The figure shows a schematic vertical cross-sectional view of an embodiment of the song of the present invention taken in a plane slightly below the rotor axis. 1. House sink, 2. Working room, 3.
・Rib rotor, 4...Group rotor, 5.6・
...Side plate, 7..Low pressure population, 8..High pressure outlet, 9..forced hole, 10..slide pulp, 11..person, 12..slide pulp, 13. .14...Frank, 15.16...Frank, 17,1...Exit end, 19.20...

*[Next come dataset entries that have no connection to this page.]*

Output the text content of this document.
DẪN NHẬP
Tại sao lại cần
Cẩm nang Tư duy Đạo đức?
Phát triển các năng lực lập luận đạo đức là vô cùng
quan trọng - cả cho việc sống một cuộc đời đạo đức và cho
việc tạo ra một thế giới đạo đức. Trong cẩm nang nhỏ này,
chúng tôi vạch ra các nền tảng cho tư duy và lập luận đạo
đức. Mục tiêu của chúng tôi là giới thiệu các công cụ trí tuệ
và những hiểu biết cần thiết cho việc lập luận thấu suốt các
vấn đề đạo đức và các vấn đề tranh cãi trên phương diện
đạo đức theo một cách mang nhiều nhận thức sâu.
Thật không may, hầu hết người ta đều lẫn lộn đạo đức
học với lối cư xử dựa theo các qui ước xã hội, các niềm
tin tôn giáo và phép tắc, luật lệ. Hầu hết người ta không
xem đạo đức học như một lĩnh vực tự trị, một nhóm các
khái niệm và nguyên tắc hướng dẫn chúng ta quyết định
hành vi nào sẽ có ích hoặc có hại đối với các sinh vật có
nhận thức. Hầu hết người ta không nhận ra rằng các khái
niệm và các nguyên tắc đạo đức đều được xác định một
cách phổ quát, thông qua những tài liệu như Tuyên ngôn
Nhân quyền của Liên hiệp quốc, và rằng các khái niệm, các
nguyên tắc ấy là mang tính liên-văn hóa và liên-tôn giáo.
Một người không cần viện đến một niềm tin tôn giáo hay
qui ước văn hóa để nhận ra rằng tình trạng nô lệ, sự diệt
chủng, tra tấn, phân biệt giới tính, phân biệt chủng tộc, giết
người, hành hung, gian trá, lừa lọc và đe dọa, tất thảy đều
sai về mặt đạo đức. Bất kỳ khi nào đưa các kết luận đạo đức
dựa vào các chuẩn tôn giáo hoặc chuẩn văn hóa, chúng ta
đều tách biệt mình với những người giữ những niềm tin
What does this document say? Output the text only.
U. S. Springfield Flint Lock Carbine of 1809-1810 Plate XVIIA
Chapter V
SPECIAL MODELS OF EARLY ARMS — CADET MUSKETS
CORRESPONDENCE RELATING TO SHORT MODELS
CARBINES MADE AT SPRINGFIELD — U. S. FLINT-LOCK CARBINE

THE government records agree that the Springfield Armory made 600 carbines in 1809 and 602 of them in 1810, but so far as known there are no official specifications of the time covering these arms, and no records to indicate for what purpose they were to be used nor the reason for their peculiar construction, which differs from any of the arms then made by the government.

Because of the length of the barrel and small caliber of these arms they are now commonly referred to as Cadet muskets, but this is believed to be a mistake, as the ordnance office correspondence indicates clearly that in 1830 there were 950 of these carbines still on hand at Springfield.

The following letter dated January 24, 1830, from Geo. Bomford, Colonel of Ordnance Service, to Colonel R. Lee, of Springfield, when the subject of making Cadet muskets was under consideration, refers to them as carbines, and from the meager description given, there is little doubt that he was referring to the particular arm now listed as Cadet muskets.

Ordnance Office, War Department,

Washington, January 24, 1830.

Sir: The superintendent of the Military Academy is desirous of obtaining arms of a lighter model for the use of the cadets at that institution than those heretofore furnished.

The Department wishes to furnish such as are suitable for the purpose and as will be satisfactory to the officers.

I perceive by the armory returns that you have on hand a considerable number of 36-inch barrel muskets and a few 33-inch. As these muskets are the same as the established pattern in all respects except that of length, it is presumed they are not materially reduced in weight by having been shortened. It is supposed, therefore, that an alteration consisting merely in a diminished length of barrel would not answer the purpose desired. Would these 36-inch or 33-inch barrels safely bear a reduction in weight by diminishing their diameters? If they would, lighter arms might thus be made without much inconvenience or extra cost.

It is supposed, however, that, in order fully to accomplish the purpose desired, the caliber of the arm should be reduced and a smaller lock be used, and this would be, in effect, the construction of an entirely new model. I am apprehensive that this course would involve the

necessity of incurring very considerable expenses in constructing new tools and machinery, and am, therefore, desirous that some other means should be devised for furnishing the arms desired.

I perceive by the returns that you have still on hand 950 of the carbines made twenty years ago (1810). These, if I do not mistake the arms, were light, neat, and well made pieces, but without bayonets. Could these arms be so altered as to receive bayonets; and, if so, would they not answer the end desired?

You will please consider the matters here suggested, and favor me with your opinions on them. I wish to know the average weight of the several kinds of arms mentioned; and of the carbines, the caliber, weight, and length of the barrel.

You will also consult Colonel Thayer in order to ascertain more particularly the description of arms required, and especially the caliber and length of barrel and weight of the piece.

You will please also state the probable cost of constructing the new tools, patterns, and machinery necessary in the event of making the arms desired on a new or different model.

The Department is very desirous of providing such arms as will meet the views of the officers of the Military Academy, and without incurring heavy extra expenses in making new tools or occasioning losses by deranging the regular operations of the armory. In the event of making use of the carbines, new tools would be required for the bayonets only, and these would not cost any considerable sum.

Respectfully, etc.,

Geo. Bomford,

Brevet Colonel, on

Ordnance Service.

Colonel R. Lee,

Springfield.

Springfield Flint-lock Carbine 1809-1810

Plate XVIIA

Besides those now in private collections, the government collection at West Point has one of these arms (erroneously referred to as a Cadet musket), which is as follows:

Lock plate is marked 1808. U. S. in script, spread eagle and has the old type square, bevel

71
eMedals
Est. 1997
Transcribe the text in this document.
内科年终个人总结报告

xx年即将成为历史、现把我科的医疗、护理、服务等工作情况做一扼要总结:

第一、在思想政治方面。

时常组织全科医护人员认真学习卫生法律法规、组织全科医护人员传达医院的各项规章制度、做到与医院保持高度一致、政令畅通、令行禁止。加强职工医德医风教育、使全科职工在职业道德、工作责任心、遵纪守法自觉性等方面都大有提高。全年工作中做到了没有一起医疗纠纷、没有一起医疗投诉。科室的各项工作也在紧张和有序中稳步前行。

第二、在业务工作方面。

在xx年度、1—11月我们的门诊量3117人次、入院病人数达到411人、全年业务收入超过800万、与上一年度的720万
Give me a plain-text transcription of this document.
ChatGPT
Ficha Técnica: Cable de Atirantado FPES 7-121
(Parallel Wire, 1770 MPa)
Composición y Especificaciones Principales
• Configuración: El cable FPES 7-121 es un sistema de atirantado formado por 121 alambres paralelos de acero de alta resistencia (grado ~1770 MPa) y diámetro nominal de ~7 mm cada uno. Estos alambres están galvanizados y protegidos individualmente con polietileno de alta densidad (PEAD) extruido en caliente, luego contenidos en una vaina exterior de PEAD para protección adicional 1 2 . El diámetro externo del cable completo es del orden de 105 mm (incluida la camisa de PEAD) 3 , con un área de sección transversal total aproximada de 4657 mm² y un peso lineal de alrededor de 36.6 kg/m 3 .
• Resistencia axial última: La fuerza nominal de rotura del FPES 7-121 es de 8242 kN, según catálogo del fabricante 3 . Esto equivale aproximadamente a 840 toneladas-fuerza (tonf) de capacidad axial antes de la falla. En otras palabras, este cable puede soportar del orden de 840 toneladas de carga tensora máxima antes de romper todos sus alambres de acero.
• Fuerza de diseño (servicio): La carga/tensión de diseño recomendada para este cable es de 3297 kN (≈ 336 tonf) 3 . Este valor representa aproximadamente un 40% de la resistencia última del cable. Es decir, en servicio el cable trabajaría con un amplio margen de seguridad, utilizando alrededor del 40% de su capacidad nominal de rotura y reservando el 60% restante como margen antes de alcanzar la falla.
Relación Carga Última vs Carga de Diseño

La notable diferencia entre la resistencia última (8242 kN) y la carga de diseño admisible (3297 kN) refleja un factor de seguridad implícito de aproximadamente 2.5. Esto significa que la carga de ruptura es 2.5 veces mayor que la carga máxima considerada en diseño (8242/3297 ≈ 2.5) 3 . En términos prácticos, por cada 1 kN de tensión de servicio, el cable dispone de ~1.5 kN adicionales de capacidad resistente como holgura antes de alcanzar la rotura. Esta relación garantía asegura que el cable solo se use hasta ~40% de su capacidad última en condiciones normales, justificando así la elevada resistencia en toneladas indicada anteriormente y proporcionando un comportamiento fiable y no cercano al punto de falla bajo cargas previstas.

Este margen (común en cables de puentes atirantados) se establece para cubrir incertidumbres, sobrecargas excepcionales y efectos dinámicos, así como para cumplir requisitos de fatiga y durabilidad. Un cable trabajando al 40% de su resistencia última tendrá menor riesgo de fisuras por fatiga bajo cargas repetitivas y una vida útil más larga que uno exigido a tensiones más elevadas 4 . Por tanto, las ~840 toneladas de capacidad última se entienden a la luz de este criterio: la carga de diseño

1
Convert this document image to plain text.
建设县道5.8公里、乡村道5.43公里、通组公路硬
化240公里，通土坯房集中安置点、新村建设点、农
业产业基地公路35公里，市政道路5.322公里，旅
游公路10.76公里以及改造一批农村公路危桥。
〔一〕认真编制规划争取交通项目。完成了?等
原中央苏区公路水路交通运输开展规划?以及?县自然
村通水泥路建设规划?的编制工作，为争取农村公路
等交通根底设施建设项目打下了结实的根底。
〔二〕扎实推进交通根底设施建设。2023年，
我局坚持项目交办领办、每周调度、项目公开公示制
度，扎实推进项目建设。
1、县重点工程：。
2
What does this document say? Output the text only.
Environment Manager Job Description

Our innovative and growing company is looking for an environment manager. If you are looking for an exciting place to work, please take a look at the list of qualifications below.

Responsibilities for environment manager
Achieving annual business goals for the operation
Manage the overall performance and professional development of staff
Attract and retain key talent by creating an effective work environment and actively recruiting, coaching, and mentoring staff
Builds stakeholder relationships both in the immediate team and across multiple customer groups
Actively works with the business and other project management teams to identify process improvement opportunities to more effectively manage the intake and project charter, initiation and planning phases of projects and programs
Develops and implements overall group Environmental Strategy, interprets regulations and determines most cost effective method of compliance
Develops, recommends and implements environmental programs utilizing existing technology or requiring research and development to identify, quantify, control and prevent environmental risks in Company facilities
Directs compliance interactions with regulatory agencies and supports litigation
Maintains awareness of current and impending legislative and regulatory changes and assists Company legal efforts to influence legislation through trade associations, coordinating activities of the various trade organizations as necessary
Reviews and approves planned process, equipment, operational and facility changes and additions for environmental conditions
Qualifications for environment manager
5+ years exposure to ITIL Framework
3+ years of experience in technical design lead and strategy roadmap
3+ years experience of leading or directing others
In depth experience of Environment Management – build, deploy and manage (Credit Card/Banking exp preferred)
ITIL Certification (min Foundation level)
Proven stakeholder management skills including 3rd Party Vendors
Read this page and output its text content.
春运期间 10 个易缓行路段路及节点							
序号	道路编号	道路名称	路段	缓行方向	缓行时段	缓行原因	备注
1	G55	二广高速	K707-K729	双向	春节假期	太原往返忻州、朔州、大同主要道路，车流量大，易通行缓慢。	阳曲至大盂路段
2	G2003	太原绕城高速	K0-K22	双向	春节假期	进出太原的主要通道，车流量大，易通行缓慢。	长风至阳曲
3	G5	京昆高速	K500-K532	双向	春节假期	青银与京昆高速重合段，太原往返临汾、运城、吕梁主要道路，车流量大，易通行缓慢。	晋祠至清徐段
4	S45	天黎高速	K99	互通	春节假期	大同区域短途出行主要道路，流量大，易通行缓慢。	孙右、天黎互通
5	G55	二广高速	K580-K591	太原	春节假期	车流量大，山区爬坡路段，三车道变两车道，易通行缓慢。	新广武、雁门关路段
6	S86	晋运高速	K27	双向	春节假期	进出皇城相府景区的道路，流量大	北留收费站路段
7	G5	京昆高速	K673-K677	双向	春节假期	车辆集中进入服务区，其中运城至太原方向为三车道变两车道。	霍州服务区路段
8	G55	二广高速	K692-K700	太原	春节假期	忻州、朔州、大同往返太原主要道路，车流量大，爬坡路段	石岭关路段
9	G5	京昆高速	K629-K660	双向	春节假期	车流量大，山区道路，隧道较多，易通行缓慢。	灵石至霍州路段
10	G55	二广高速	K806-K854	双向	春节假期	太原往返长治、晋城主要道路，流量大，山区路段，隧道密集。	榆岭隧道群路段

- Control end, 21.22... Front end, 23.24
...hydraulic piston, 25.26...window. Hafrang representative patent attorney Aoyama Aoyama and 1 other person

Claims (1)

Claims: (1) a spiral rib rotor 2 and a spiral group rotor intermeshed and arranged in a housing surrounding a working chamber for the rotors and having a low pressure inlet and a high pressure outlet; a first sliding pulp movable in the axial direction of the compressor and having a plurality of flanks forming part of the wall of the working chamber for the rotor and a plurality of outlet ends defining a specific valley-to-tower ratio by set position; a screw compressor comprising: a first slide pulp for controlling the incoming volume; and a second slide pulp that is independently axially movable and further has a plurality of flanks forming part of the wall of the working chamber. . 2. A compressor according to claim 1, wherein both nullide valves are located laterally to each other rather than directly adjacent to each other with their respective flanks forming part of the wall of the workpiece above. (3) A compressor according to claim 1, in which each flank of the second slide pulp has a respective flank of the first slide pulp between them. (4) The compressor according to claim 3, wherein the second slide bar surrounds the first slide bar'. (5) The second slide pulp includes a substantially hollow cylinder portion. The compressor according to claim 4, wherein the first slide bar is a substantially solid cylinder. (6) The second slide pulp is spaced apart from the longitudinal axis of the first slide bar. (7) The compressor as claimed in claim 5, wherein the solid cylinder is mounted within the hollow cylinder. (8) The compressor according to claim 5, in which the solid cylinder is mounted on both side plates of the housing. (9) The solid cylinder is mounted in the housing. The compressor according to claim 5. αO The compressor according to claim 9, in which the hollow cylinder is mounted on both side plates of the housing. The compressor according to claim 1. 04 The compressor according to claim 11, wherein both the sliding parts are internally connected at the front part through a yoke. Present: Surface pressure end of second slide pulp The compressor according to claim 1, wherein the part has a control end supplementing the outlet end of the first slide bar at the 100% position. The compressor according to claim 5, wherein the space has a diameter corresponding to the diameter of at least one of the working chambers. 2. The compressor according to claim 1, which is operated in a mechanical or electromechanical manner.